Reconozco que durante años ese himno fue para mí un enigma: no entendía un carajo de lo que decía. ¿Qué coño son los “pensiles”? ¿Y un “lauro”? ¿Y qué es eso de que a su “solio” llegan vítores de niños? (suena a marranada) Pero no os perdáis de vista esta frase: “fuente es tu enseñanza de simpar ventura”. Joder, la leo una y otra vez y no acabo de encontrarle sentido. Ahora bien, el himno para mí alcanzaba su punto culminante cuando llegábamos a “de la obra Marista tú eres el sostén”. En ese punto no podía evitar partirme de risa, pues me imaginaba al bueno de Marcelino sujetándole las tetas a una señora muy gorda.

En ese puñetero colegio protagonicé una de las situaciones más ridículas de mi vida. Yo tenía quince o dieciséis años y estaba en clase tan ricamente. Entonces aparece un hermano y pregunta quiénes no habían hecho la confirmación. En un acto de profunda estupidez, levanté la mano junto con la mitad de los alumnos. “Pues hala”, dijo el hermano, arreándonos como si fuéramos ganado; “a confirmaos”. No recuerdo exactamente cómo era la ceremonia de la confirmación. Supongo que habría una misa, pues por aquel entonces en cuanto te descuidabas se marcaban una misa de casi una hora de duración; lo único que sé seguro es que había que confesarse y luego te ponían ceniza en la frente.

Debía de hacer cuatro o cinco años que no me confesaba, así que el asunto me cogió de sorpresa. La retahíla de pecados que usualmente empleaba de niño para confesarme –he insultado a mi hermano, he desobedecido a mis padres, he dicho palabrotas...- no sonaban demasiado convincentes en boca de un adolescente con pelos en los sobacos, así que tenía que buscar otros nuevos. Sabía, por experiencia, que a los curas les encantan los pecados relacionados con el sexto mandamiento, pero por aquel entonces mi única actividad sexual consistía en cascármela obsesivamente, algo que ni bajo amenaza de muerte le confesaría a nadie, por muy ungido de gracia divina que estuviese.
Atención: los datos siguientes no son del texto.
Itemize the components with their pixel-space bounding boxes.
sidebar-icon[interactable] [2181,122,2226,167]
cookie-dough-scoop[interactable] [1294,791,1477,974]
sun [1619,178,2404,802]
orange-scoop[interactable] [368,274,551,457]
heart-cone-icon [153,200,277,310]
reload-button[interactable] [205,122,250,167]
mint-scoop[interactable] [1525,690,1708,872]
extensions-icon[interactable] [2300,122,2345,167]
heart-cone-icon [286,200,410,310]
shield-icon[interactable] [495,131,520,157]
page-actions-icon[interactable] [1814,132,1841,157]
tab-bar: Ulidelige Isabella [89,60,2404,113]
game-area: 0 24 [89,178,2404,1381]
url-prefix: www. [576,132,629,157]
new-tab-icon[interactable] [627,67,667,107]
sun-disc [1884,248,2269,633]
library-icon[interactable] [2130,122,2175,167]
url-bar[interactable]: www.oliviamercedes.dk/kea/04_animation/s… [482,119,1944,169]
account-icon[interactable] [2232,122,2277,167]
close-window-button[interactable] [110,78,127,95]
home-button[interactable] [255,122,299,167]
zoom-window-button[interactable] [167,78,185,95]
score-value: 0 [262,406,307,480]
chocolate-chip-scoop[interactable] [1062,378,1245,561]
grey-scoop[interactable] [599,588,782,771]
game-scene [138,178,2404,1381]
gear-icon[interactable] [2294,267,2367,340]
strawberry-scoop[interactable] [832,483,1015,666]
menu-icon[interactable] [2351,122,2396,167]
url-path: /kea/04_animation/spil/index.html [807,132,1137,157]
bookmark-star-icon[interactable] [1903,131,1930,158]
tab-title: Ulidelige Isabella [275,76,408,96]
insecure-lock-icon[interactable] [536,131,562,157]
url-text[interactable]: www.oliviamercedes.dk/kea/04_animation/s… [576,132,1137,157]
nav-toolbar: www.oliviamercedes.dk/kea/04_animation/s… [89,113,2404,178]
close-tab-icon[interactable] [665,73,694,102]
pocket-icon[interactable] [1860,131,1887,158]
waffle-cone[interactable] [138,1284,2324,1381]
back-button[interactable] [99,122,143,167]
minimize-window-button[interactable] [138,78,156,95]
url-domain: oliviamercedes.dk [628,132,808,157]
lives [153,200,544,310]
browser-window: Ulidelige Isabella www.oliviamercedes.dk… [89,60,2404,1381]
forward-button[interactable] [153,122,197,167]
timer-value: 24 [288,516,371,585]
De modo que decidí acusarme de tener pensamientos impuros, así en general, pensando que con eso bastaría.

El caso es que, como ya he dicho, los maristas no podían confesar, así que se trajeron a tres curas no sé de dónde (quizá había algún servicio tipo “cura-express” o “el párroco veloz”, vete tú a saber) y nos sentamos en los bancos de la capilla a la espera de que llegara el turno de lavar nuestros pecados. Yo fui de los primeros. Me arrodillé en el confesionario y descubrí que me había tocado un cura viejísimo, un auténtico carcamal. Pero eso no era lo malo: lo dramático era que estaba sordo como una tapia.

Así pues, comencé a contarle en voz progresivamente alta que llevaba mucho tiempo sin confesarme, que había tomado el nombre de Dios en vano, que le había faltado al respeto a mis profesores, que tenía pensamientos impuros... Y ahí la cagué, porque el muy cabrón no se conformaba con una exposición general del asunto: quería detalles y los quería a gritos. Lo malo es que mis pensamientos impuros eran de lo más simple: consistían básicamente en coger una revista guarra y practicar con entusiasmo el vicio solitario; pero ya hemos quedado en que no pensaba confesar que “me tocaba”, así que para explicar en que consistían esos “pensamientos impuros” tuve que inventarme una historia que, por improvisada, debió de sonar de lo más retorcida. Inventármela sobre la marcha y contarla, no lo olvidemos, profiriendo auténticos alaridos. Debió de ser la confesión más pública de la historia.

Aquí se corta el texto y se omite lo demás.